Aynı eski Roma’da ya da Amerika’daki kölelerin yaşamış olduğu gibi bugün, hayvanlar kendi doğal yaşam alanlarından alıkonuyor, bir mal gibi alınıp satılıyor; türlü türlü ağır işlerde çalıştırılıyor; eğlence için çeşitli eziyetlere maruz bırakılıyor, derileri yüzünden öldürülüyor; eti, sütü yumurtası için her gün tecavüze uğruyor vs.. vs.. Hayvanlara yönelik onca zulme rağmen buna seyirci kalabiliyor, “ama onlar hayvaaan!” diyebiliyorsak bizim gerçekten de algılarımızın kapalı olması gerekir, aynı ortaçağda kölelerin zulme uğramasını meşru görenler gibi.
Unutmayın…
Keyifli bir vakit geçirmeye gittiğimiz sirklerdeki hayvanlar, doğal yaşam alanlarından koparılarak hapsediliyor, insanların eğlendirilmesi için akıl almaz işkencelerle, dayakla, açlıkla terbiye edilerek zorla sahneye çıkarılıyor. Burada tutsak olarak bulunan hayvanlar, doğal yaşam ortamlarına kıyasla binlerce kat dar alanlarda, asla istedikleri gibi hareket edemeyecekleri kafeslerde tutuluyorlar.
Giydiğimiz deri kıyafetler için milyonlarca hayvan, avlanılıyor, öldürülüyor ya da yine doğal olmayan ortamlarda ömrü boyunca tutsak olarak büyütülüyor ve öyle öldürülüyor.

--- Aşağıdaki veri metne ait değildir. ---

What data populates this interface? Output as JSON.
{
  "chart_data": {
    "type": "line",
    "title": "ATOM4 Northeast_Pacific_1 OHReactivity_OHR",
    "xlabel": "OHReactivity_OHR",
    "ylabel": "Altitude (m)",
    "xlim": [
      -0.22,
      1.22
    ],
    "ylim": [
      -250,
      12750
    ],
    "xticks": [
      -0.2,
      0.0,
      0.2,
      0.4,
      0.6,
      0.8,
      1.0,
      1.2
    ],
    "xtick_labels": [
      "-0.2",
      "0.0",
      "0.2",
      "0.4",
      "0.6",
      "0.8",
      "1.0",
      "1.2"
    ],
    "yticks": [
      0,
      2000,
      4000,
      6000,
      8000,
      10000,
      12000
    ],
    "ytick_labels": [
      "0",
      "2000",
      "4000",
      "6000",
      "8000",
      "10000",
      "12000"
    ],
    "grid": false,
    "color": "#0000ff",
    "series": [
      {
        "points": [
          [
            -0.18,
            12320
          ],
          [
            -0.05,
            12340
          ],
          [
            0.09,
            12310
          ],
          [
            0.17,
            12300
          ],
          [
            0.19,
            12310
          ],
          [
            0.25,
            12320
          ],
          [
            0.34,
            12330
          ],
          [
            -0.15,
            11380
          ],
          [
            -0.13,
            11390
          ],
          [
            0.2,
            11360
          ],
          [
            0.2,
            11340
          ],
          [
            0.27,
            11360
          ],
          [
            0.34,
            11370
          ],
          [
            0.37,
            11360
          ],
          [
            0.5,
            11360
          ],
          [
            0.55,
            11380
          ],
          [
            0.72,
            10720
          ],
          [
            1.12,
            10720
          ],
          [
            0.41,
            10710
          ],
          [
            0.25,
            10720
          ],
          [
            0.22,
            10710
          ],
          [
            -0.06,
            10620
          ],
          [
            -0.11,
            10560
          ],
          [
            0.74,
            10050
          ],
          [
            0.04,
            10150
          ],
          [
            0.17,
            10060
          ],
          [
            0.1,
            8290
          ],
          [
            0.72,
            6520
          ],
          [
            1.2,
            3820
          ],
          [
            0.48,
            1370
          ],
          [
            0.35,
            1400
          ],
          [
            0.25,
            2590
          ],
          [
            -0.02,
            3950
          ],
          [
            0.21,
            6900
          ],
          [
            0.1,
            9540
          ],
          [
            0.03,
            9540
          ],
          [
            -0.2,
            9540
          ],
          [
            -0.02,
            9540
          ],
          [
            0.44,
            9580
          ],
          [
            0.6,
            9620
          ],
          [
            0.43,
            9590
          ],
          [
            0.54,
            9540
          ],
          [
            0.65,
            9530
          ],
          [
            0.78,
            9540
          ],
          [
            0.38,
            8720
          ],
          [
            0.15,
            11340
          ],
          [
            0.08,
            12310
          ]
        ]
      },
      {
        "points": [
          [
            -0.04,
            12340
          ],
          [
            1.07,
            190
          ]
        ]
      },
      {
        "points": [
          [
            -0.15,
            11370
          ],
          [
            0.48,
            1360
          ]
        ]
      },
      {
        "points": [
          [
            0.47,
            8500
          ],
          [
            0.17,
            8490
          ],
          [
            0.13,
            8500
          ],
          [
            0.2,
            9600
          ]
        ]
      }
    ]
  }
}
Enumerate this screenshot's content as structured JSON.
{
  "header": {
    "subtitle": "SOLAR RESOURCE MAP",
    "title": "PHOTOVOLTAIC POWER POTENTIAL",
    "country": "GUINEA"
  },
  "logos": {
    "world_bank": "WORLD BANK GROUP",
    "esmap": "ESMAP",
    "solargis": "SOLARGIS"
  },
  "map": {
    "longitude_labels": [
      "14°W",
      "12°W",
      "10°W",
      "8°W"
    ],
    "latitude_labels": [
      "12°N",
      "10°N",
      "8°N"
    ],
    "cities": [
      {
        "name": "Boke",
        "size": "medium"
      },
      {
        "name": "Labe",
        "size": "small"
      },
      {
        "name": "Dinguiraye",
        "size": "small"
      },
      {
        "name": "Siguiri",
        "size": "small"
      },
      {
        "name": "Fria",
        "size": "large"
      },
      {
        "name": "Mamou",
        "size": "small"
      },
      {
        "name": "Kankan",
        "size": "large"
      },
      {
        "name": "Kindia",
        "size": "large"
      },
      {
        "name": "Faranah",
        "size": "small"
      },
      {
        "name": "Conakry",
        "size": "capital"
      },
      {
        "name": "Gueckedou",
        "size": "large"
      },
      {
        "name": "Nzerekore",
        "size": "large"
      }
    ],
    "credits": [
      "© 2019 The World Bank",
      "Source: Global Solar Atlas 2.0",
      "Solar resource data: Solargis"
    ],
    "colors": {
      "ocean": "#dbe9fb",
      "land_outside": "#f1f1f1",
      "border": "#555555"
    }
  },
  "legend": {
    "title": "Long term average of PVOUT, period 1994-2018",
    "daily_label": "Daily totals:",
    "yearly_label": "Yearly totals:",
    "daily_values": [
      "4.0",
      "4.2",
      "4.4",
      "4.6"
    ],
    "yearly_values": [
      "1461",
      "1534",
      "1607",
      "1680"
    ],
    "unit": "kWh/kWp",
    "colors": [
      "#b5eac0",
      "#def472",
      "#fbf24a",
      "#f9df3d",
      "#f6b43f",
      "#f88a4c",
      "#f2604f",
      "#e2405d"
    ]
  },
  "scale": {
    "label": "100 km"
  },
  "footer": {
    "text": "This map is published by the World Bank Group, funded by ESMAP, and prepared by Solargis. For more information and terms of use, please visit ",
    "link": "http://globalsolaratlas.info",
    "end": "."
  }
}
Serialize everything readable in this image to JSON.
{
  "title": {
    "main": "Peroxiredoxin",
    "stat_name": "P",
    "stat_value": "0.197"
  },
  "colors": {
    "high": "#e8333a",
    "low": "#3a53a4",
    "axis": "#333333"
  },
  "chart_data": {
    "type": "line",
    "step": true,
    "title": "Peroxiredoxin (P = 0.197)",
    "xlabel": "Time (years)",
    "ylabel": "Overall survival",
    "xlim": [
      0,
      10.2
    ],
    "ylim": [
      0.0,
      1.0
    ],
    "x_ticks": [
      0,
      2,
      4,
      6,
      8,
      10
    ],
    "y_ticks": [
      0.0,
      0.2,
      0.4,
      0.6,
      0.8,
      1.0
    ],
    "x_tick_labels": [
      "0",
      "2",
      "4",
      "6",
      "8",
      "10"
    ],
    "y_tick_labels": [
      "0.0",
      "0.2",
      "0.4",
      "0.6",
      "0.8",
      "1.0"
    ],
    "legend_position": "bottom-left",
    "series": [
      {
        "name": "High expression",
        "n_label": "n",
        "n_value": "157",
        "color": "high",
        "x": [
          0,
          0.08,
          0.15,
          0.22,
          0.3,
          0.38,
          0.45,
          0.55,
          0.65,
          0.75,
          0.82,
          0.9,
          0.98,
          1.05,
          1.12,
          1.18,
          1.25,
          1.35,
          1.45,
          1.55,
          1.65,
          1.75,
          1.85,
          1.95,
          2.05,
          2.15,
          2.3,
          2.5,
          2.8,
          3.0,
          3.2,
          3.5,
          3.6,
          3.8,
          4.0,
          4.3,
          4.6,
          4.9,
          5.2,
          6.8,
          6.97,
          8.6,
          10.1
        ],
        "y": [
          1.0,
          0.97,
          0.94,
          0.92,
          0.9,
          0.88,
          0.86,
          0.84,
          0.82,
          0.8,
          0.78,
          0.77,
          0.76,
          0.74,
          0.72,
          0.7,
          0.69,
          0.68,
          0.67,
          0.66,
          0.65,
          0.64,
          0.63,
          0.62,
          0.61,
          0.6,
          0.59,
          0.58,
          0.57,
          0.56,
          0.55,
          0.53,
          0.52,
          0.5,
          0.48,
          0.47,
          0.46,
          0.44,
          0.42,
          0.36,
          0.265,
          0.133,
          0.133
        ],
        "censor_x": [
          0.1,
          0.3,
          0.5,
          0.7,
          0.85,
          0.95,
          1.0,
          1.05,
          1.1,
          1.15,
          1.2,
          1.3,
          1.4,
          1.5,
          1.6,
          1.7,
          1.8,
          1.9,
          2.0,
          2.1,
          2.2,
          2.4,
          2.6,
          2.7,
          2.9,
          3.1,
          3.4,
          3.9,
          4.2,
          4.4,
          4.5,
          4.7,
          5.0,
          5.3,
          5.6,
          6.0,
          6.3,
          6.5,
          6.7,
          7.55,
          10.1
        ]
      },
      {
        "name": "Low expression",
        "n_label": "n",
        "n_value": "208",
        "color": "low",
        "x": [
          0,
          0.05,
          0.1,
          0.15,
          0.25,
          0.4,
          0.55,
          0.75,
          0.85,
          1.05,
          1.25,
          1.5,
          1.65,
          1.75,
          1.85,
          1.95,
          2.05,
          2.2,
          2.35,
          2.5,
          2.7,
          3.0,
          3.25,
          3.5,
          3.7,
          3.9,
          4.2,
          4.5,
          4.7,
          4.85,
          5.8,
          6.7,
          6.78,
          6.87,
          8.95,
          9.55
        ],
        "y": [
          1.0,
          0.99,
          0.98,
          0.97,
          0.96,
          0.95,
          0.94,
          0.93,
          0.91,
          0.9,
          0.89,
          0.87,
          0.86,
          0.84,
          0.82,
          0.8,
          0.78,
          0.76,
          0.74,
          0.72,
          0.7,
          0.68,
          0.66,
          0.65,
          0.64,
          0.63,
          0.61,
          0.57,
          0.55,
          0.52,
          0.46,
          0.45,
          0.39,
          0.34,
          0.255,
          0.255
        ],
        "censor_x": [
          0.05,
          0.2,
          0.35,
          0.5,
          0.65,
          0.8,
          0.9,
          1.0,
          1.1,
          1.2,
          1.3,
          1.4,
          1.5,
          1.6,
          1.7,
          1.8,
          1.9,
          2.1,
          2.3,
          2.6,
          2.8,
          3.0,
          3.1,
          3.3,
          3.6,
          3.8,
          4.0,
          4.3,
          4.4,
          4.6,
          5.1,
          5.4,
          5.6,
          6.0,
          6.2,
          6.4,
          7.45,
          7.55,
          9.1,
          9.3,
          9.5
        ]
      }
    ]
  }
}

Soframızda güzel bir yemek olan tavuklar, 45 günde kimyasallarla işkence altında büyütülüyor. Canlı canlı kıyma makinesine atılıyor. Daha çok yumurtlasın diye gecesini gündüzüne karıştırıyorlar. Bir türlü yeme içme alışkanlıklarımızı değiştiremediğimiz için sadece bir et olarak gördüğümüz et için inekler defalarca tecavüze tabi tutuluyor.
Örnekler çoğaltılabilir, ne var ki yazmak için düşündüğümde aklıma gelenler nedeniyle midemin bulandığını hissediyorum.
Köleliğe ve zulme gerçekten karşı mısınız? Bilin ki tüm benzerliğine rağmen eğer “ama onlar hayvan” diyorsanız siz köleliğe karşı değilsiniz. Dahası siz tür ayrımcılığı yapıyorsunuz, yani türcüsünüz.
Sakın ola ki doğanın kendisini örnek gösterip, “güçlü olan zayıf olanı avlar” ya da yine doğadan hareketle “devamlılık” diyerek vicdanınızı rahatlatmaya çalışmayın. Çünkü insan türünün en azından diğer türlere göre seçme şansı var. Kaldı ki doğada hiç bir başka canlı bir başka canlıyı kendi işleri için alıkoymuyor, çalıştırmıyor.
Türcülük de yarın bir gün aynı kölelik sistemi gibi tarih olacak. Gelin bugün son bulması için birlikte davranalım.